Question: Has the Medicare Telemedicine List changed by 2022?
Answer: As Medicare and Medicaid Service Centers (CMS) continue to evaluate the inclusion of telehealth services that were temporarily added to the Medicare telehealth services list during the COVID-19 public health emergency, some services have ended up being added to Medicare telehealth. the list of services will be on the list until December 31, 2023.
This will give the CMS more time to evaluate whether each service should be permanently added to the Medicare telehealth services list.
The CMS completed, by the end of 2023, the inclusion of Medicare in the list of telehealth services in the list of temporary telehealth services, adding them temporarily to the list of some services that would otherwise be removed from the list. COVID-19 PHE or 31 December 2021 has also been extended to include some intensive cardiac and cardiac rehabilitation codes until the end of CY 2023. This will allow the CMS more time to decide whether or not each telehealth service to collect data. Definitive addition to Medicare’s list of telehealth services.
In addition, CMS is taking encryption and payment on a permanent basis for a longer virtual check-in service.
Section 123 of the Consolidated Credit Act (CAA). it removed geographical boundaries and add the beneficiary’s home as a legitimate site of origin For telehealth services provided to diagnose, assess, or treat a mental health disorder. Section 123 requires that such services be accompanied by a telehealth service with the physician or physician within six months of the initial telehealth service, and that a non-telehealth personal visit be provided at least 12 times. months for these services.

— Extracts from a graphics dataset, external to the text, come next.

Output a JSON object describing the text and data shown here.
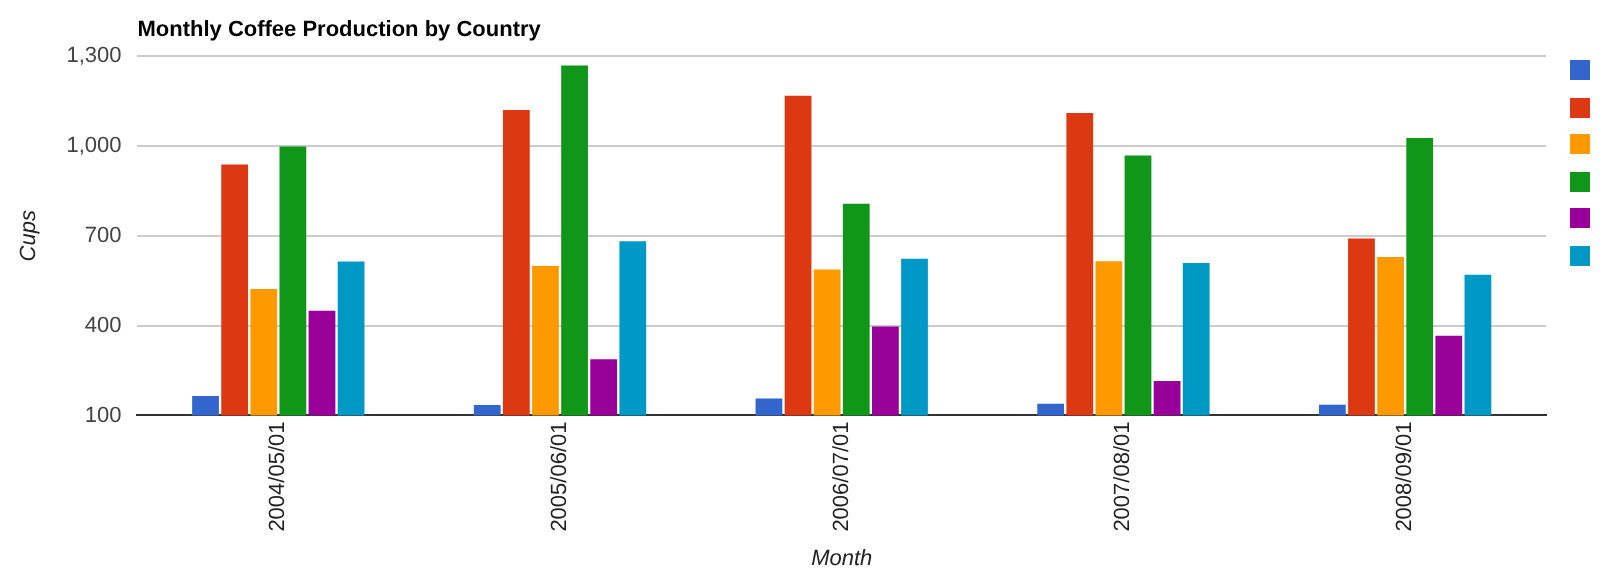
{
  "chart_data": {
    "type": "bar",
    "title": "Monthly Coffee Production by Country",
    "xlabel": "Month",
    "ylabel": "Cups",
    "categories": [
      "2004/05/01",
      "2005/06/01",
      "2006/07/01",
      "2007/08/01",
      "2008/09/01"
    ],
    "series": [
      {
        "color": "#3366cc",
        "values": [
          165,
          135,
          157,
          139,
          136
        ]
      },
      {
        "color": "#dc3912",
        "values": [
          938,
          1120,
          1167,
          1110,
          691
        ]
      },
      {
        "color": "#ff9900",
        "values": [
          522,
          599,
          587,
          615,
          629
        ]
      },
      {
        "color": "#109618",
        "values": [
          998,
          1268,
          807,
          968,
          1026
        ]
      },
      {
        "color": "#990099",
        "values": [
          450,
          288,
          397,
          215,
          366
        ]
      },
      {
        "color": "#0099c6",
        "values": [
          614,
          682,
          623,
          609,
          570
        ]
      }
    ],
    "ylim": [
      100,
      1300
    ],
    "yticks": [
      100,
      400,
      700,
      {
        "value": 1000,
        "label": "1,000"
      },
      {
        "value": 1300,
        "label": "1,300"
      }
    ],
    "grid": "y"
  }
}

Exceptions to the staff visit request may be made depending on the beneficiary’s circumstance (for a reason documented in the patient’s medical record), and more frequent visits are also allowed under the policy, driven by clinical needs on a case-by-case basis. the basis of the case.

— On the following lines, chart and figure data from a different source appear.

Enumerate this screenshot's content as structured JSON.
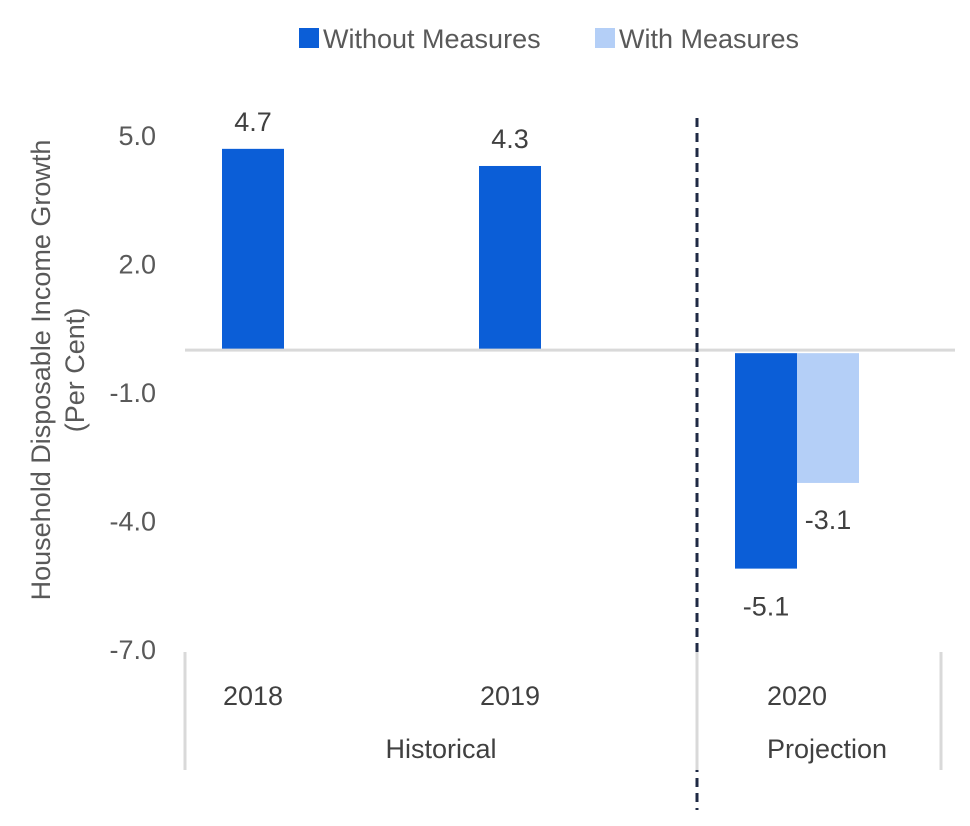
{
  "chart_data": {
    "type": "bar",
    "title": "",
    "ylabel_lines": [
      "Household Disposable Income Growth",
      "(Per Cent)"
    ],
    "categories": [
      "2018",
      "2019",
      "2020"
    ],
    "groups": [
      {
        "label": "Historical",
        "categories": [
          "2018",
          "2019"
        ]
      },
      {
        "label": "Projection",
        "categories": [
          "2020"
        ]
      }
    ],
    "series": [
      {
        "name": "Without Measures",
        "color": "#0b5ed7",
        "values": [
          4.7,
          4.3,
          -5.1
        ],
        "labels": [
          "4.7",
          "4.3",
          "-5.1"
        ]
      },
      {
        "name": "With Measures",
        "color": "#b4cff7",
        "values": [
          null,
          null,
          -3.1
        ],
        "labels": [
          "",
          "",
          "-3.1"
        ]
      }
    ],
    "yticks": [
      5.0,
      2.0,
      -1.0,
      -4.0,
      -7.0
    ],
    "ytick_labels": [
      "5.0",
      "2.0",
      "-1.0",
      "-4.0",
      "-7.0"
    ],
    "ylim": [
      -7.0,
      5.0
    ],
    "legend_position": "top",
    "grid": false,
    "divider_between": [
      "2019",
      "2020"
    ]
  }
}
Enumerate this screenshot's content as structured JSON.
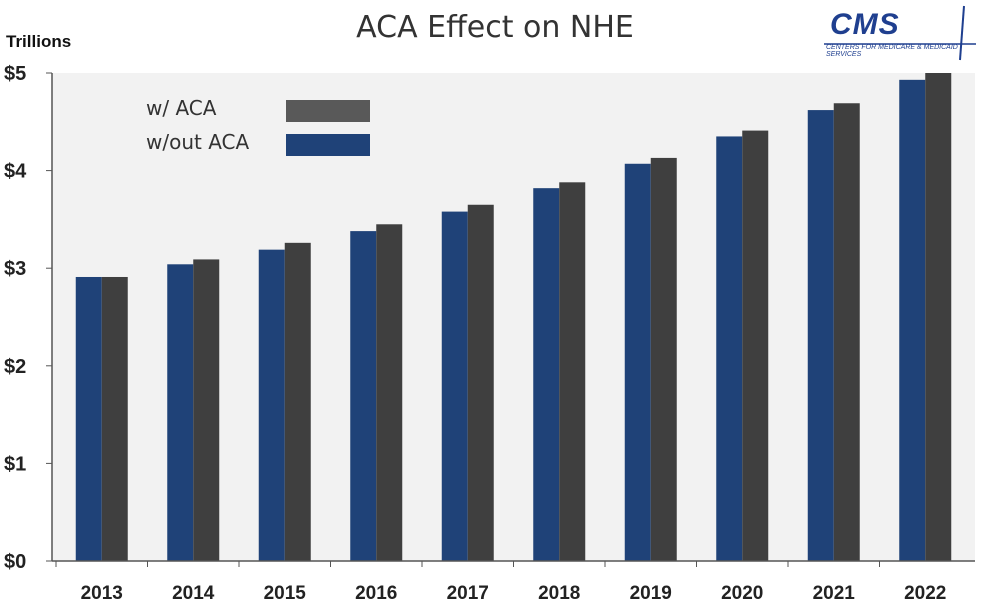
{
  "title": "ACA Effect on NHE",
  "units_label": "Trillions",
  "logo": {
    "name": "CMS",
    "subtitle": "CENTERS FOR MEDICARE & MEDICAID SERVICES"
  },
  "colors": {
    "with_aca": "#3f3f3f",
    "without_aca": "#1f4278",
    "plot_background": "#f2f2f2",
    "legend_with_aca": "#595959"
  },
  "chart_data": {
    "type": "bar",
    "categories": [
      "2013",
      "2014",
      "2015",
      "2016",
      "2017",
      "2018",
      "2019",
      "2020",
      "2021",
      "2022"
    ],
    "series": [
      {
        "name": "w/out ACA",
        "values": [
          2.91,
          3.04,
          3.19,
          3.38,
          3.58,
          3.82,
          4.07,
          4.35,
          4.62,
          4.93
        ]
      },
      {
        "name": "w/ ACA",
        "values": [
          2.91,
          3.09,
          3.26,
          3.45,
          3.65,
          3.88,
          4.13,
          4.41,
          4.69,
          5.0
        ]
      }
    ],
    "ylim": [
      0,
      5
    ],
    "yticks": [
      0,
      1,
      2,
      3,
      4,
      5
    ],
    "ytick_labels": [
      "$0",
      "$1",
      "$2",
      "$3",
      "$4",
      "$5"
    ],
    "legend": {
      "placement": "top-left",
      "entries": [
        "w/ ACA",
        "w/out ACA"
      ]
    },
    "grid": false
  }
}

The CMS has changed the current definition of an interactive telecommunications system for telehealth services, which is defined as at least multimedia communication equipment that includes audio and video equipment, two-way real-time and real-time distance between patient and remote physician. enabling interactive communication or. practitioner) to access to audio-only communication technology when used for telehealth services For the diagnosis, assessment or treatment of mental health disorders given to patients established in their own homes in certain situations.

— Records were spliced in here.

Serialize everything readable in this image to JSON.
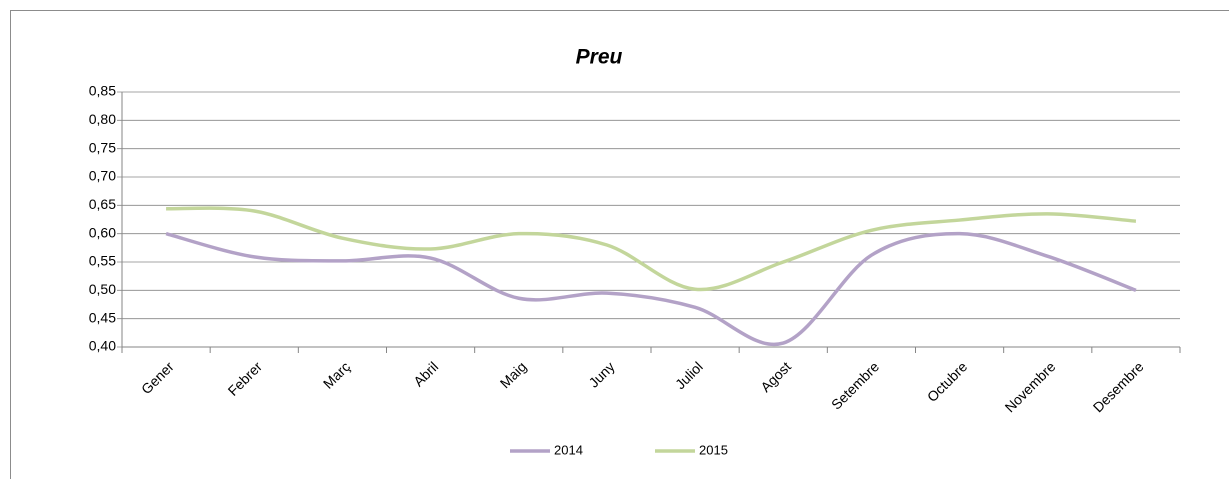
{
  "chart_data": {
    "type": "line",
    "title": "Preu",
    "categories": [
      "Gener",
      "Febrer",
      "Març",
      "Abril",
      "Maig",
      "Juny",
      "Juliol",
      "Agost",
      "Setembre",
      "Octubre",
      "Novembre",
      "Desembre"
    ],
    "series": [
      {
        "name": "2014",
        "color": "#b3a2c7",
        "values": [
          0.6,
          0.559,
          0.552,
          0.557,
          0.486,
          0.495,
          0.47,
          0.407,
          0.562,
          0.6,
          0.56,
          0.5
        ]
      },
      {
        "name": "2015",
        "color": "#c3d69b",
        "values": [
          0.644,
          0.64,
          0.592,
          0.573,
          0.6,
          0.58,
          0.502,
          0.55,
          0.606,
          0.624,
          0.635,
          0.622
        ]
      }
    ],
    "ylim": [
      0.4,
      0.85
    ],
    "yticks": [
      {
        "value": 0.4,
        "label": "0,40"
      },
      {
        "value": 0.45,
        "label": "0,45"
      },
      {
        "value": 0.5,
        "label": "0,50"
      },
      {
        "value": 0.55,
        "label": "0,55"
      },
      {
        "value": 0.6,
        "label": "0,60"
      },
      {
        "value": 0.65,
        "label": "0,65"
      },
      {
        "value": 0.7,
        "label": "0,70"
      },
      {
        "value": 0.75,
        "label": "0,75"
      },
      {
        "value": 0.8,
        "label": "0,80"
      },
      {
        "value": 0.85,
        "label": "0,85"
      }
    ],
    "grid": true,
    "smooth": true,
    "legend": "bottom"
  }
}
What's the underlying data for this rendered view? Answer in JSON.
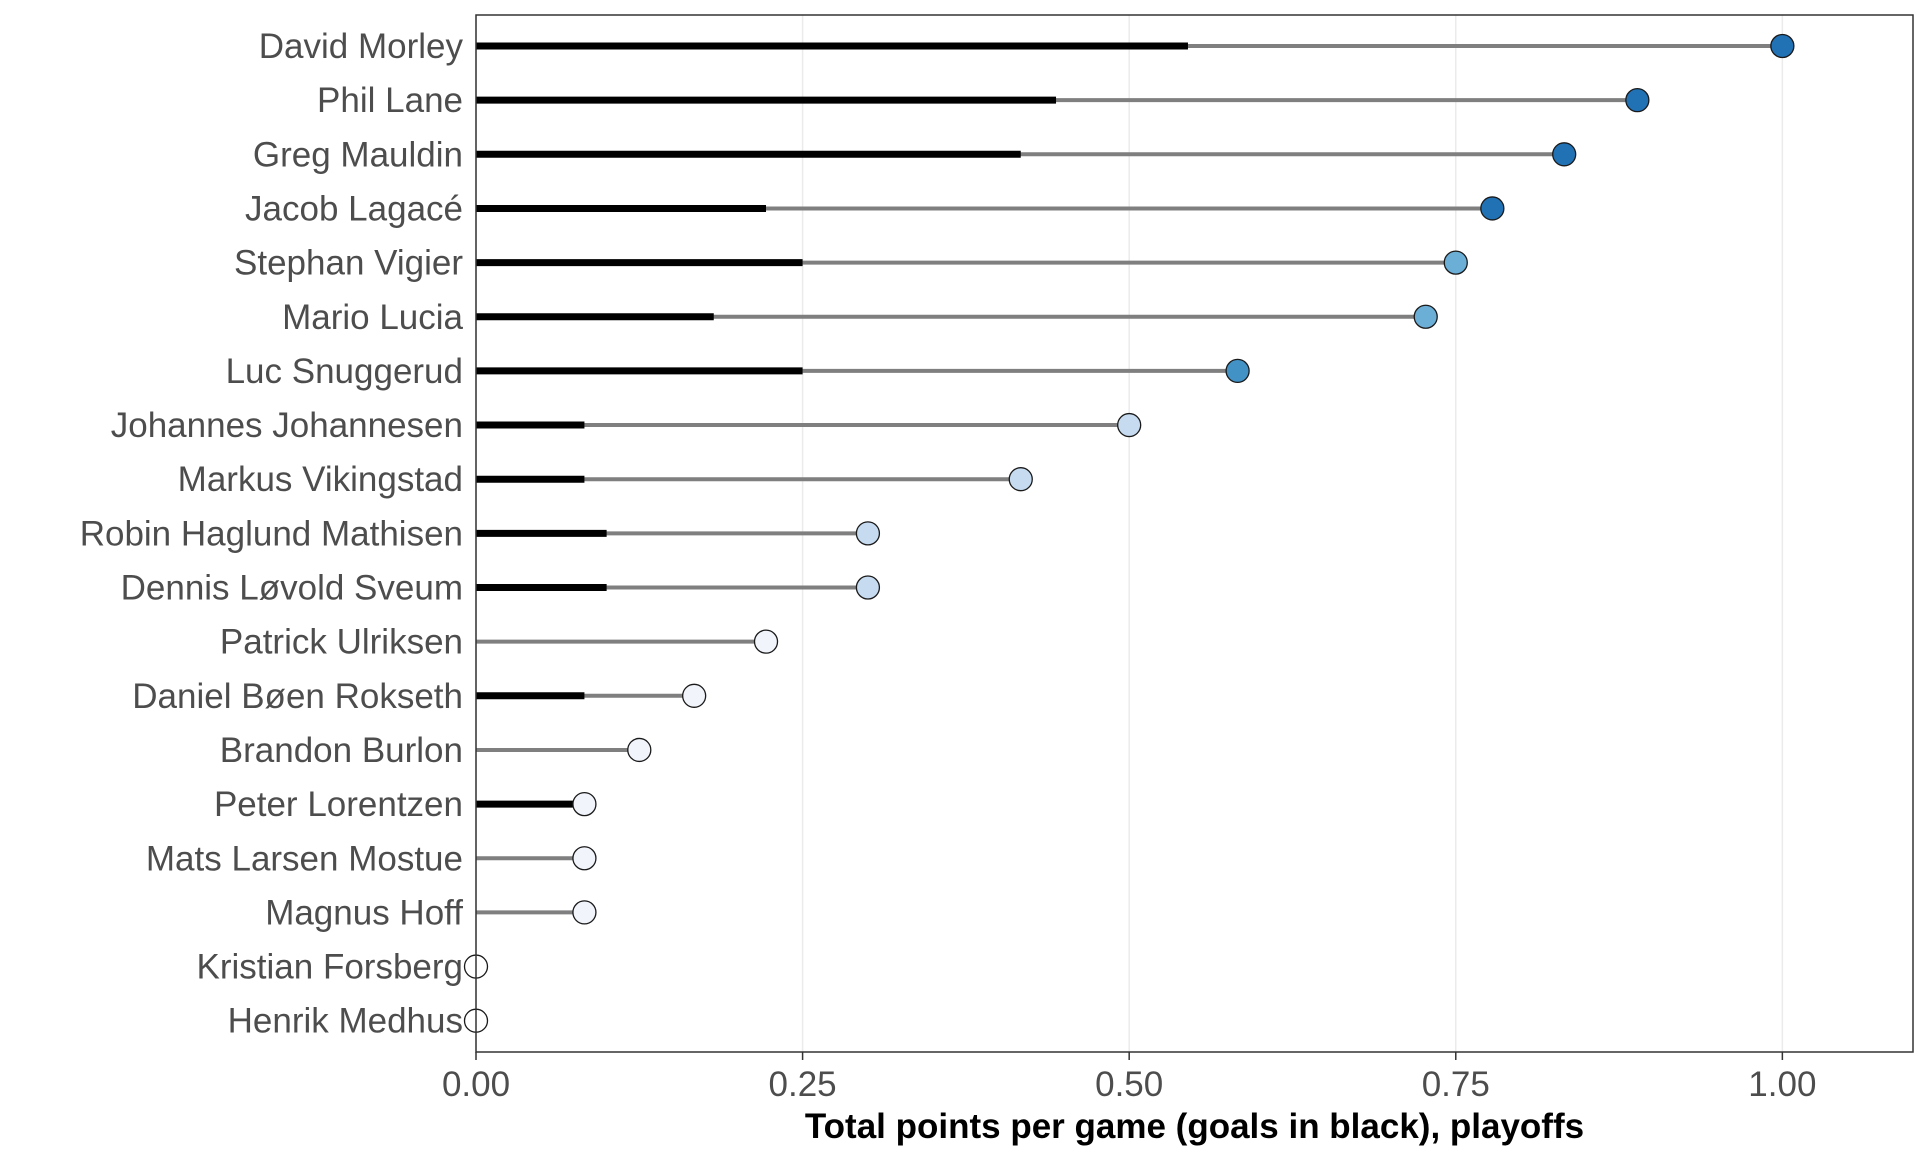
{
  "chart_data": {
    "type": "lollipop",
    "xlabel": "Total points per game (goals in black), playoffs",
    "ylabel": "",
    "xlim": [
      0,
      1.1
    ],
    "xticks": [
      0,
      0.25,
      0.5,
      0.75,
      1.0
    ],
    "xtick_labels": [
      "0.00",
      "0.25",
      "0.50",
      "0.75",
      "1.00"
    ],
    "grid": "vertical major",
    "legend": "none",
    "colors": {
      "goals_bar": "#000000",
      "points_line": "#7f7f7f",
      "dot_stroke": "#1a1a1a",
      "dot_scale": [
        "#f1f4fb",
        "#c6dbef",
        "#9ecae1",
        "#6baed6",
        "#4292c6",
        "#2171b5"
      ]
    },
    "players": [
      {
        "name": "David Morley",
        "goals": 0.545,
        "points": 1.0
      },
      {
        "name": "Phil Lane",
        "goals": 0.444,
        "points": 0.889
      },
      {
        "name": "Greg Mauldin",
        "goals": 0.417,
        "points": 0.833
      },
      {
        "name": "Jacob Lagacé",
        "goals": 0.222,
        "points": 0.778
      },
      {
        "name": "Stephan Vigier",
        "goals": 0.25,
        "points": 0.75
      },
      {
        "name": "Mario Lucia",
        "goals": 0.182,
        "points": 0.727
      },
      {
        "name": "Luc Snuggerud",
        "goals": 0.25,
        "points": 0.583
      },
      {
        "name": "Johannes Johannesen",
        "goals": 0.083,
        "points": 0.5
      },
      {
        "name": "Markus Vikingstad",
        "goals": 0.083,
        "points": 0.417
      },
      {
        "name": "Robin Haglund Mathisen",
        "goals": 0.1,
        "points": 0.3
      },
      {
        "name": "Dennis Løvold Sveum",
        "goals": 0.1,
        "points": 0.3
      },
      {
        "name": "Patrick Ulriksen",
        "goals": 0.0,
        "points": 0.222
      },
      {
        "name": "Daniel Bøen Rokseth",
        "goals": 0.083,
        "points": 0.167
      },
      {
        "name": "Brandon Burlon",
        "goals": 0.0,
        "points": 0.125
      },
      {
        "name": "Peter Lorentzen",
        "goals": 0.083,
        "points": 0.083
      },
      {
        "name": "Mats Larsen Mostue",
        "goals": 0.0,
        "points": 0.083
      },
      {
        "name": "Magnus Hoff",
        "goals": 0.0,
        "points": 0.083
      },
      {
        "name": "Kristian Forsberg",
        "goals": 0.0,
        "points": 0.0
      },
      {
        "name": "Henrik Medhus",
        "goals": 0.0,
        "points": 0.0
      }
    ]
  }
}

The CMS restricts the use of an interactive two-way audio telecommunication system to mental health services provided by professionals with the ability to provide audio / video communications, but when beneficiaries are unable or unwilling to use two-way audio / video technology.
The CMS also ended a condition of use a new switch for services provided using audio-only communications, it would serve to verify that the practitioner had the ability to offer two-way audio / video technology, but instead used audio-only technology due to the choice or limitations of the beneficiaries. It is also being clarified that mental health services may have services for the treatment of substance use disorders (SUDs).
New Switcher – Switcher 93 – A synchronous telemedicine service provided by telephone or a real-time interactive audio telecommunication system will enter into force on 1 January 2022.
“Synchronous telemedicine service” is defined as a real-time interaction between a physician or other qualified healthcare professional (QHP) and a patient in a remote area of the physician or other QHP. The complete communication of information exchanged between the physician / QHP and the patient during the synchronous telemedicine service must be of sufficient quantity and nature to meet the essential components and / or requirements of the same telemedicine service. face to face interaction.
Renee Dowling is a compliance auditor at Sansum Clinic, LLC in Santa Barbara, California.